= Oi Nitom =

Oi Nitom (Mising: Oi Ni:tom; Assamese: ঐনিতম) is a traditional music form of the Mising community of Assam. The Mising tribes consider this type of song as a folk song.

== Characterization ==

Missing Oinitam Song By Rahul Narah.

Oi Nitom can be characterized as songs of love. The term Oi Nitom literally means "song of the dear one" in the Mising language. They are then in some ways similar to Bihu with natural lyricism and picturesque imagery.

An example:Longé: miksi dínamdém

Apongépé tí:langka

Yumé miksi dénamdém

Kerasinpé romlangka

== In the Mishing community ==
The Mising people have several forms of folk songs, such as Abang, Kabang, Birig, Lupo and Oi Nitom.

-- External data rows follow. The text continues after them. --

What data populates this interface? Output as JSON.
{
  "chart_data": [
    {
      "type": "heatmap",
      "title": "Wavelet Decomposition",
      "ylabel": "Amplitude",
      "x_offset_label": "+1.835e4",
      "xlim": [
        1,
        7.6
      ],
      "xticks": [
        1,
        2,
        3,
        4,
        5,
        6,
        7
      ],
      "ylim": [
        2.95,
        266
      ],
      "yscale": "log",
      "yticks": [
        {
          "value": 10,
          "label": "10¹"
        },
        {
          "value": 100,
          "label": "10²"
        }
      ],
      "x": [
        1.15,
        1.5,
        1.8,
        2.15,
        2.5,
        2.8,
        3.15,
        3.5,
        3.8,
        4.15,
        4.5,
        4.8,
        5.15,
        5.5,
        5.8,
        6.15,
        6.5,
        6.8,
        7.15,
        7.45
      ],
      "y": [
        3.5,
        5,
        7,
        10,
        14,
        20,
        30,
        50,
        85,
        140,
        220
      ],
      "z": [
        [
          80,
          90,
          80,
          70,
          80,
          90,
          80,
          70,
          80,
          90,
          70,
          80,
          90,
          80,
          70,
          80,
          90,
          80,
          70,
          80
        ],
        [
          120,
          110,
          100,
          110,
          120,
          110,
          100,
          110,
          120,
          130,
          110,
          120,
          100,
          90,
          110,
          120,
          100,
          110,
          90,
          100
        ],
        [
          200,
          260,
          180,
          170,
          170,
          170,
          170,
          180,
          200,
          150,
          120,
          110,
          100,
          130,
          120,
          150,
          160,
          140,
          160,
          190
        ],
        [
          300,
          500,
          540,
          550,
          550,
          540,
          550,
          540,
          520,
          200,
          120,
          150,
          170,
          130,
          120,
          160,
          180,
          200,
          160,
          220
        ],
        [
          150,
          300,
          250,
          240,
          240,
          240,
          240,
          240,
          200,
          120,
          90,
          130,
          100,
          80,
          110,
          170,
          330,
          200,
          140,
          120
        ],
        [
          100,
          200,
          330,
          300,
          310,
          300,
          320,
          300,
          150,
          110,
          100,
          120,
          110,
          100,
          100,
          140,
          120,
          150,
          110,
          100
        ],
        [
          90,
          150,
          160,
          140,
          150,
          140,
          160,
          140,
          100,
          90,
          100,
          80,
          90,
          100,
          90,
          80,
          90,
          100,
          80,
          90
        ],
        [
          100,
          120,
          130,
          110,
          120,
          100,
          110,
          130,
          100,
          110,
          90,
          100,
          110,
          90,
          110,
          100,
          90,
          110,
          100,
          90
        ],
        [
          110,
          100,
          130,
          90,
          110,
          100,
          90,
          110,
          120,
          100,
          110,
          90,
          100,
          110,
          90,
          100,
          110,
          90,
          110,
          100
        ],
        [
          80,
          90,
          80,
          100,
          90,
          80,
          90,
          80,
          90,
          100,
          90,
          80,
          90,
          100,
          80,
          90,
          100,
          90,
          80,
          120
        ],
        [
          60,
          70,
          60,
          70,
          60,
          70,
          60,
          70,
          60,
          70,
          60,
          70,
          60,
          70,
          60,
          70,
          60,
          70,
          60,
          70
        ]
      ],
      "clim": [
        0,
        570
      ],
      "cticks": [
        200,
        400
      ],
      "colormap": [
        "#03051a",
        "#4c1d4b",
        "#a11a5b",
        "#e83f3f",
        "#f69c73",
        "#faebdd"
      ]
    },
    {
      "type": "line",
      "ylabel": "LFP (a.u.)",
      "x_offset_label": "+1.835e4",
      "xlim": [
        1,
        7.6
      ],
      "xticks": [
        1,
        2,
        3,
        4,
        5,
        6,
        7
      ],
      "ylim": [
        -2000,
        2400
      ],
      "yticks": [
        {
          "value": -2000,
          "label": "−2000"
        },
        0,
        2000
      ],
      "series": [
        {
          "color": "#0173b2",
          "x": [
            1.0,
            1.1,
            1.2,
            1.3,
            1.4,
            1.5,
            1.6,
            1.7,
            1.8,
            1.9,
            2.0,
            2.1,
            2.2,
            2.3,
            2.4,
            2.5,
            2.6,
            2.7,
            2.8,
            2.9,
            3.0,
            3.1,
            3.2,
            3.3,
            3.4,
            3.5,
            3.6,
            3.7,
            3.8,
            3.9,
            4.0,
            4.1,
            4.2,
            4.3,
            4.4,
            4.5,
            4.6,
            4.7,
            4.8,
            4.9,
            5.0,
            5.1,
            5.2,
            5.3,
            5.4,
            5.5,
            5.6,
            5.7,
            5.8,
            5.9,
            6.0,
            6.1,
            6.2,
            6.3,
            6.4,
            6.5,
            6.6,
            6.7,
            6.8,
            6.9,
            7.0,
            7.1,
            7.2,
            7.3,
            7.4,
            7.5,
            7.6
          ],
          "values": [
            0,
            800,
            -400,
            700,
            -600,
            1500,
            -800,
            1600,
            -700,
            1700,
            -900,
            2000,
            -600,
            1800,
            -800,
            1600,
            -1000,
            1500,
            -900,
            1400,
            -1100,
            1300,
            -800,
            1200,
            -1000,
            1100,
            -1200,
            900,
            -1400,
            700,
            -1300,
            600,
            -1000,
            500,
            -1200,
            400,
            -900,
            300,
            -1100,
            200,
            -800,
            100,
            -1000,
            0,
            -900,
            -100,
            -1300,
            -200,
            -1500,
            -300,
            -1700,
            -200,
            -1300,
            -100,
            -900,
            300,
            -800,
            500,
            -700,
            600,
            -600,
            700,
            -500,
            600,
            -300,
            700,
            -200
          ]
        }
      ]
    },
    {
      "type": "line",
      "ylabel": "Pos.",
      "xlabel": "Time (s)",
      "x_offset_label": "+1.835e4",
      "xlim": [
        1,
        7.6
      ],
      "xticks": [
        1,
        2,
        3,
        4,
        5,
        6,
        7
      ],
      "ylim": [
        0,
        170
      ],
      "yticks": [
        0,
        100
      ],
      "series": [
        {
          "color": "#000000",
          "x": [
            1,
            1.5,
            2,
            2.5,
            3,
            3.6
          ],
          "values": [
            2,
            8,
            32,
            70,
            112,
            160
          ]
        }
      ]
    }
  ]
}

However, the form of Oi Nitom has gained exceptional prominence and attention compared to other forms of Mising folk music.

Another way of classifying Mising folk songs is as Religious Abang, Oi Nitom, Kaban, Ko-ni-nam and Moman, where Oi Nitoms are songs of love, Kaban are songs of lamentation and Ko-ni-nam are lullabies. Oi Nitom has slowly replaced Kaban, which used to be the prominent form of folk music among the Mising.

The Mising people dance to the tune of Oi Nitom in festivals like Ali Aye Ligang.